In 2020, Spain released a hydrogen roadmap in which it laid out that it is targeting 4GW of electrolysers by 2030 – a tenth of the total targeted by the EU before REPowerEU re-targeting. It also outlines that Spain is betting on boosting the hydrogen value chain through the creation of technology clusters. It counts five publicly funded clean hydrogen projects and nearly 30 others. Foreign investors have taken note with the country tracking $4.1bn over 17 projects in 2021.
In 2022, a consortium of 33 companies and organisations, led by Spanish oil giant Repsol, has invested €3.2bn ($4.4bn) to target 500MW of green hydrogen capacity by 2025 and 2GW
by 2030.
As the beating heart of European industry, Germany was early to present a hydrogen strategy in 2019 – even before the EU – and has even bigger ambitions than Spain. It has set aside $10bn to develop electrolyzers and plans to build a production capacity of 5GW by 2030. In 2021, the German government announced it will invest €8bn into large-scale hydrogen projects.
But as explained above, Germany and the EU are also aware that they cannot domestically meet all of their internal demand at competitive costs. In December, the European Commission approved a €0.9bn ($1bn) German scheme to support investments in the production of renewable hydrogen in non-EU countries to then be imported and sold in the EU.
Without enough resources to domestically meet the internal demand at a competitive cost, it is possible that part of the green hydrogen produced in geographies like Africa is sent to Europe. In its 2020 Hydrogen Strategy, the European Commission targets 40GW of installed renewable hydrogen electrolysers within the EU by 2030, and another 40GW in what it calls the “EU neighbourhood” with export back to the EU. A large proportion of this neighbourhood is expected to be in North Africa, due to the latter’s geographical proximity to the bloc, the availability of excellent renewable resources and, in the case of Morocco, the already well developed renewable market.
Even with imports need to be met, it is still a glass half full for Europe as the region is the world’s main supplier of electrolysers. As it stands, the region has 40% of global installed capacity in the production of electrolysers. Global capacity of electrolysers doubled over the previous five years to reach just over 300MW by mid-2021, according to the IEA, and this could reach up to 54GW by 2030.

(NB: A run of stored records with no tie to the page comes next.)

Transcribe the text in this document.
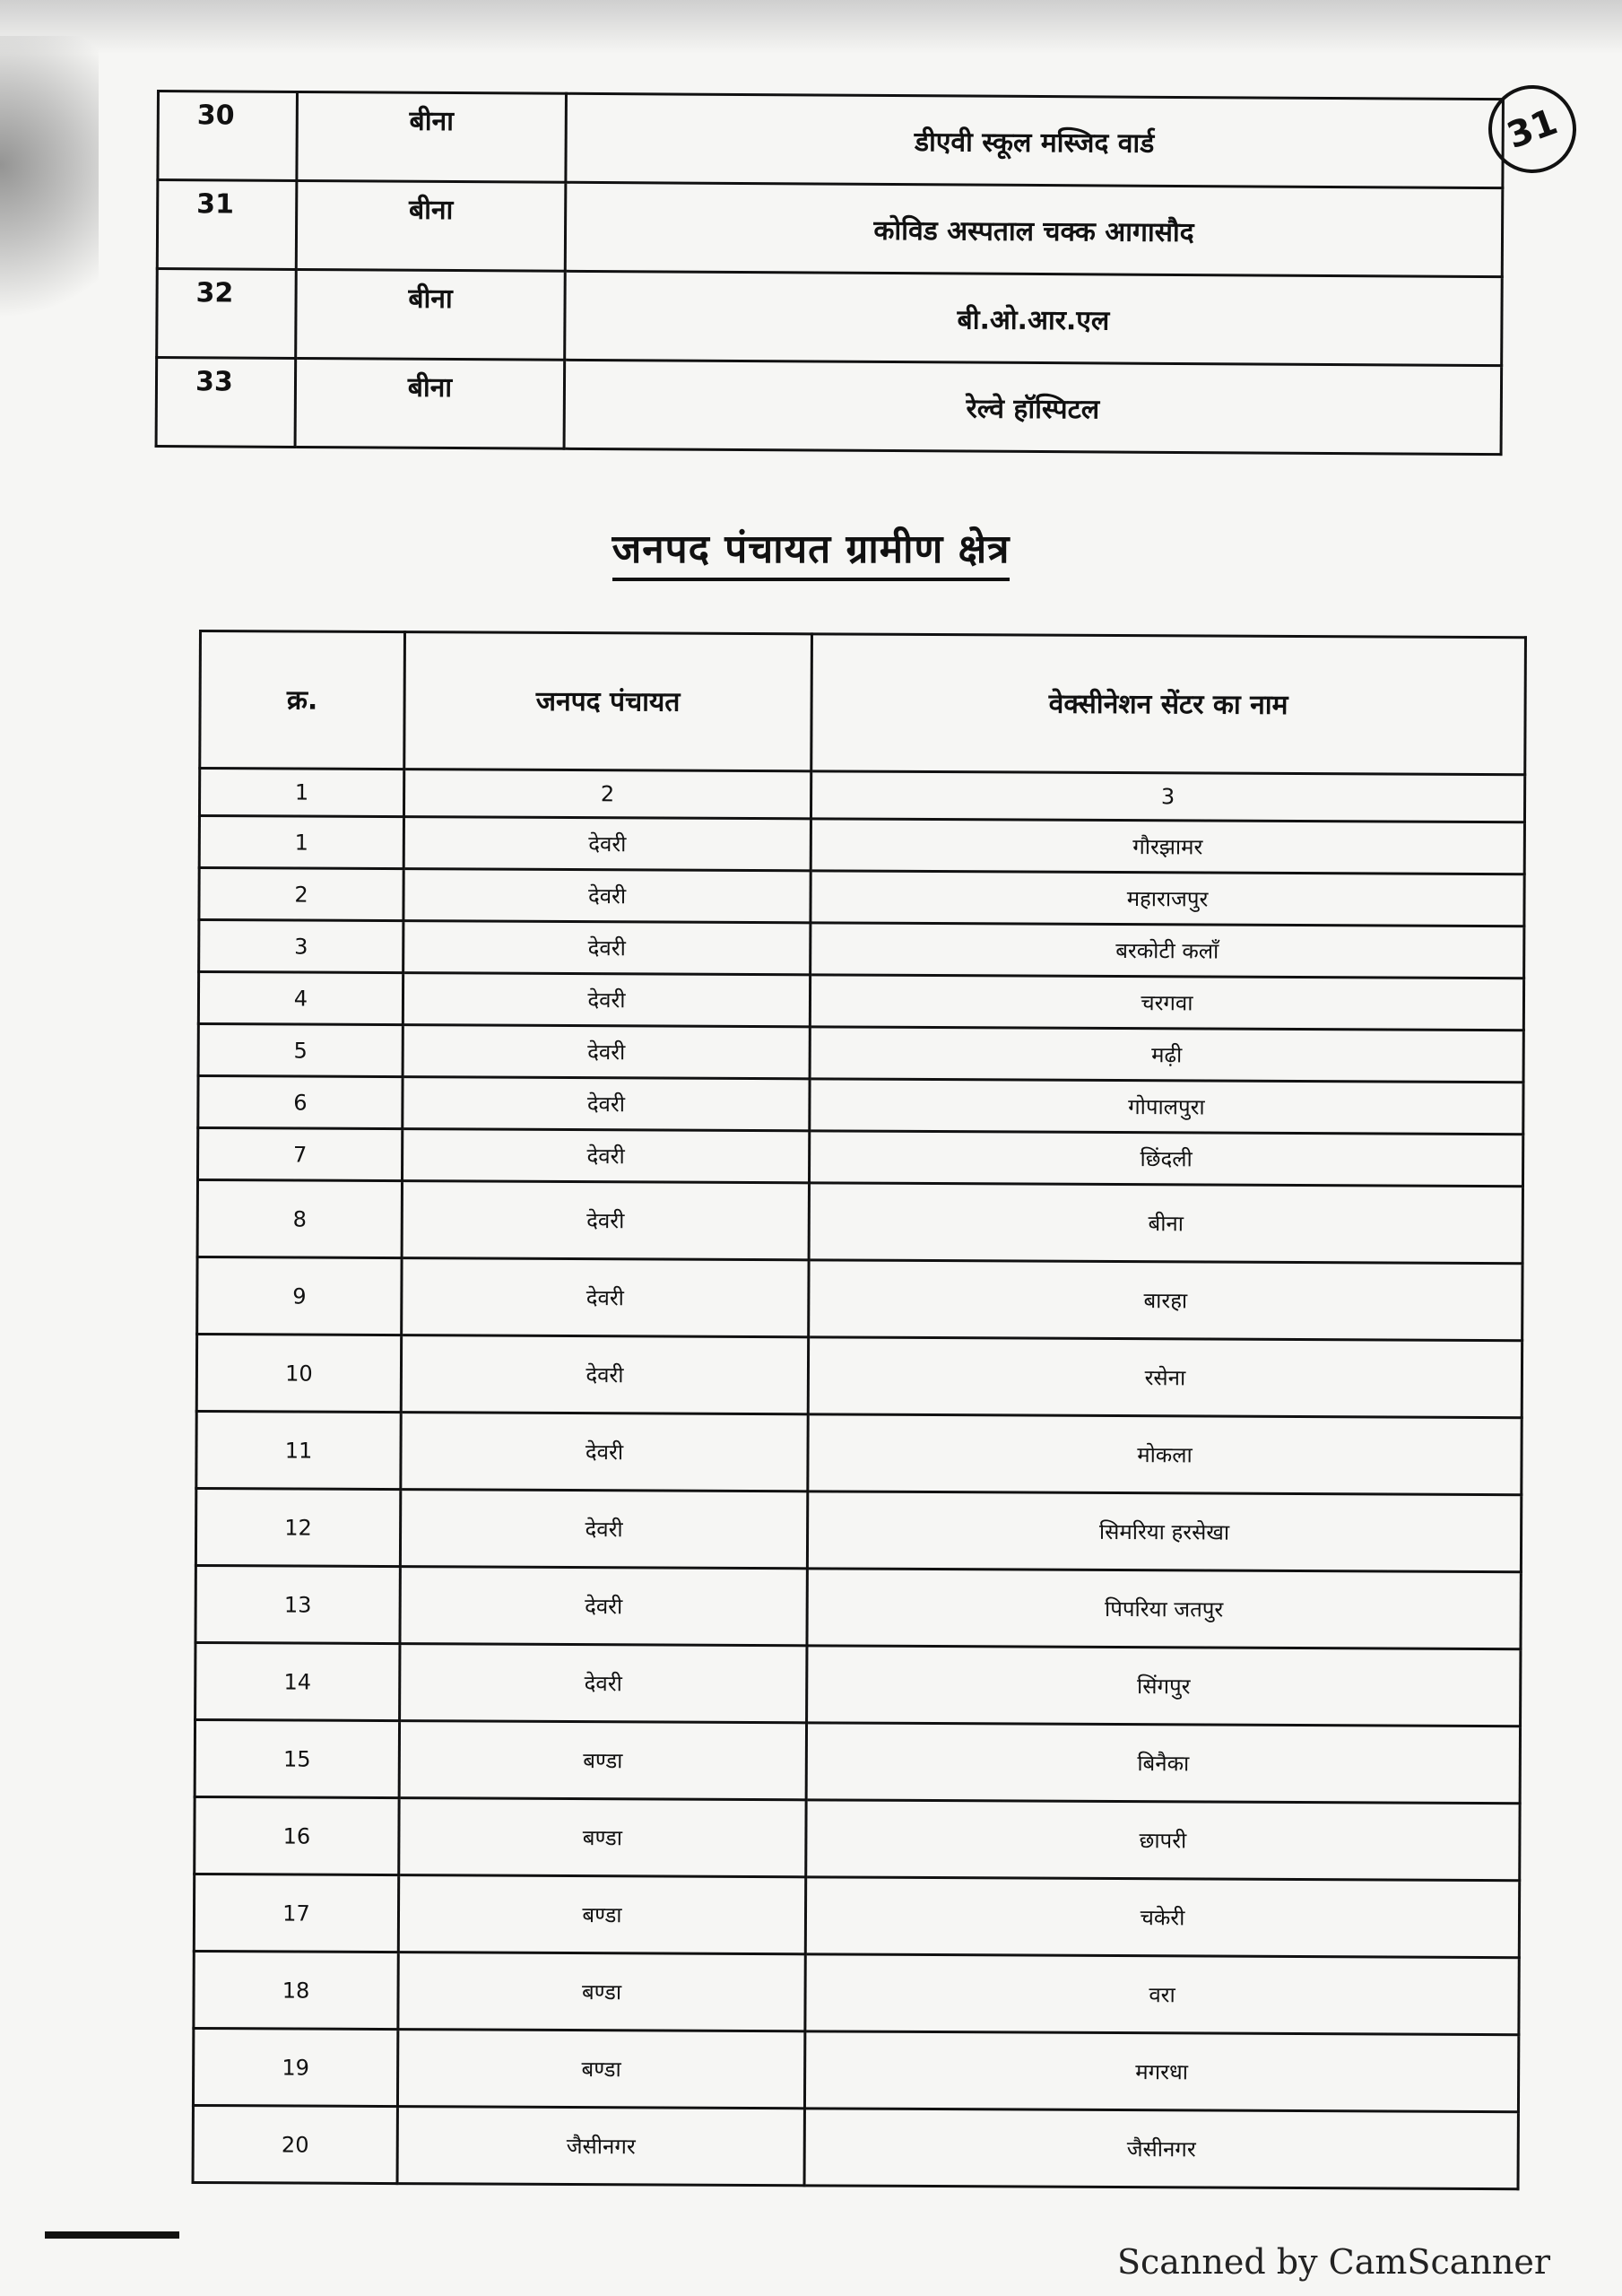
31
30	बीना	डीएवी स्कूल मस्जिद वार्ड
31	बीना	कोविड अस्पताल चक्क आगासौद
32	बीना	बी.ओ.आर.एल
33	बीना	रेल्वे हॉस्पिटल
जनपद पंचायत ग्रामीण क्षेत्र
क्र.	जनपद पंचायत	वेक्सीनेशन सेंटर का नाम
1	2	3
1	देवरी	गौरझामर
2	देवरी	महाराजपुर
3	देवरी	बरकोटी कलाँ
4	देवरी	चरगवा
5	देवरी	मढ़ी
6	देवरी	गोपालपुरा
7	देवरी	छिंदली
8	देवरी	बीना
9	देवरी	बारहा
10	देवरी	रसेना
11	देवरी	मोकला
12	देवरी	सिमरिया हरसेखा
13	देवरी	पिपरिया जतपुर
14	देवरी	सिंगपुर
15	बण्डा	बिनैका
16	बण्डा	छापरी
17	बण्डा	चकेरी
18	बण्डा	वरा
19	बण्डा	मगरधा
20	जैसीनगर	जैसीनगर
Scanned by CamScanner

The geography and level of feasibility of green hydrogen developments will heavily hinge also on the availability of its main production input – water. A 2021 Rystad report points out, the locations of planned green hydrogen projects, like Australia, Saudi Arabia or Namibia, are to a large extent in areas constrained by water shortages, meaning that an additional desalination market needs to be created as water is the main input of electrolysis. In such instances, even in regions far from the coastline, water transport could be considered in addition to desalination. This will of course increase the cost of water supply, but it will still represent a relatively small share of the total hydrogen production cost, reaching levels as low as $0.05/kgH2 and representing 1-2% of the energy consumption of the electrolyzer.